Correction to this paper has been published: https://doi.org/10.1038/s41467-020-20128-w

The Cancer Genome Atlas (TCGA) and International Cancer Genome Consortium (ICGC) curated consensus somatic mutation calls using whole exome sequencing (WES) and whole genome sequencing (WGS), respectively. Here, as part of the ICGC/TCGA Pan-Cancer Analysis of Whole Genomes (PCAWG) Consortium, which aggregated whole genome sequencing data from 2,658 cancers across 38 tumour types, we compare WES and WGS side-by-side from 746 TCGA samples, finding that ~80% of mutations overlap in covered exonic regions.
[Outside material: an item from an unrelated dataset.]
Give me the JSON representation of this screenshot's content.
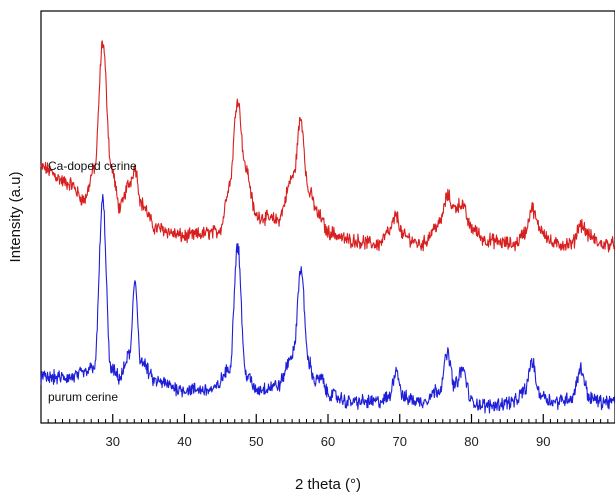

We estimate that low variant allele fraction (VAF < 15%) and clonal heterogeneity contribute up to 68% of private WGS mutations and 71% of private WES mutations. We observe that ~30% of private WGS mutations trace to mutations identified by a single variant caller in WES consensus efforts. WGS captures both ~50% more variation in exonic regions and un-observed mutations in loci with variable GC-content. Together, our analysis highlights technological divergences between two reproducible somatic variant detection efforts. With the generation of large pan-cancer whole-exome and whole-genome sequencing projects, a question remains about how comparable these datasets are. Here, using The Cancer Genome Atlas samples analysed as part of the Pan-Cancer Analysis of Whole Genomes project, the authors explore the concordance of mutations called by whole exome sequencing and whole genome sequencing techniques.